The repository contains the implementation of a robust semantic segmentation method for autonomous driving perception using visual-infrared cameras. The proposed approach leverages the fusion of RGB and infrared images to achieve superior performance under challenging lighting conditions.
The MFnet dataset is used in this work, which comprises both RGB and IR image frames of real-world driving scenes, along with semantic segmentation annotations. This dataset provides a comprehensive benchmark for evaluating the performance of the proposed method.

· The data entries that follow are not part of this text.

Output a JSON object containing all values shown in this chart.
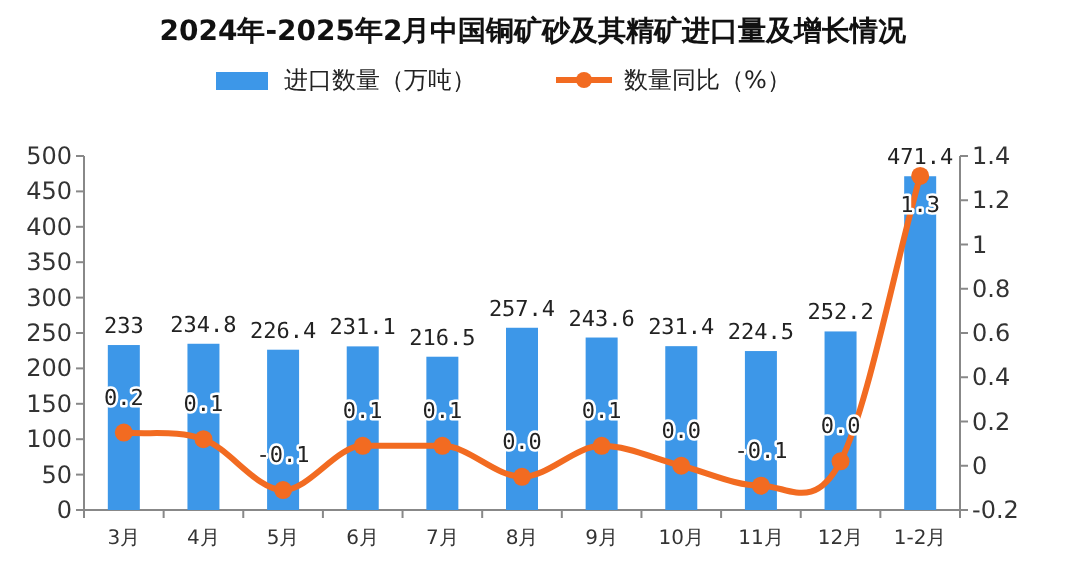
{
  "chart_data": {
    "type": "bar",
    "title": "2024年-2025年2月中国铜矿砂及其精矿进口量及增长情况",
    "categories": [
      "3月",
      "4月",
      "5月",
      "6月",
      "7月",
      "8月",
      "9月",
      "10月",
      "11月",
      "12月",
      "1-2月"
    ],
    "series": [
      {
        "name": "进口数量（万吨）",
        "color": "#3d97e8",
        "values": [
          233,
          234.8,
          226.4,
          231.1,
          216.5,
          257.4,
          243.6,
          231.4,
          224.5,
          252.2,
          471.4
        ],
        "value_labels": [
          "233",
          "234.8",
          "226.4",
          "231.1",
          "216.5",
          "257.4",
          "243.6",
          "231.4",
          "224.5",
          "252.2",
          "471.4"
        ]
      },
      {
        "name": "数量同比（%）",
        "type": "line",
        "axis": "y2",
        "color": "#f26b21",
        "marker": "circle",
        "values": [
          0.15,
          0.12,
          -0.11,
          0.09,
          0.09,
          -0.05,
          0.09,
          0.0,
          -0.09,
          0.02,
          1.31
        ],
        "value_labels": [
          "0.2",
          "0.1",
          "-0.1",
          "0.1",
          "0.1",
          "0.0",
          "0.1",
          "0.0",
          "-0.1",
          "0.0",
          "1.3"
        ]
      }
    ],
    "ylim": [
      0,
      500
    ],
    "yticks": [
      0,
      50,
      100,
      150,
      200,
      250,
      300,
      350,
      400,
      450,
      500
    ],
    "y2lim": [
      -0.2,
      1.4
    ],
    "y2ticks": [
      -0.2,
      0,
      0.2,
      0.4,
      0.6,
      0.8,
      1,
      1.2,
      1.4
    ],
    "legend": "top",
    "grid": false
  }
}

- Create a virtual environment:
python -m venv venv
- Activate the virtual environment:
- For Windows:
.\venv\Scripts\activate
- For Unix or Linux:
source venv/bin/activate
- Install the required dependencies:
pip install -r requirements.txt
- Configuration Files:
- RGB:
RGB/segformer_mit-b2_4k_32_mfnet_focal.py
- IR:
configs/segformer/segformer_mit-b2_4k_32_mfnet_focal_ir.py
- Early Fusion:
configs/segformer/segformer_mit-b2_4k_32_mfnet_focal_rgbt.py
- ... (Provide details about the different configuration files and their purposes)
- Train the model:
python3 tools/train.py config_file --load-from pretrained_weight_file
- Test the model:
python3 tools/test.py config_file weight_file --eval mIoU
- Inference on test images:
python3 demo/all_test_image_demo.py config_file weight_file --outfile --type
The proposed RGB-IR fusion approach achieves state-of-the-art performance in terms of accuracy, speed, and robustness. The results demonstrate the potential of this method for real-time applications in autonomous driving scenarios.
This project is licensed under the MIT License.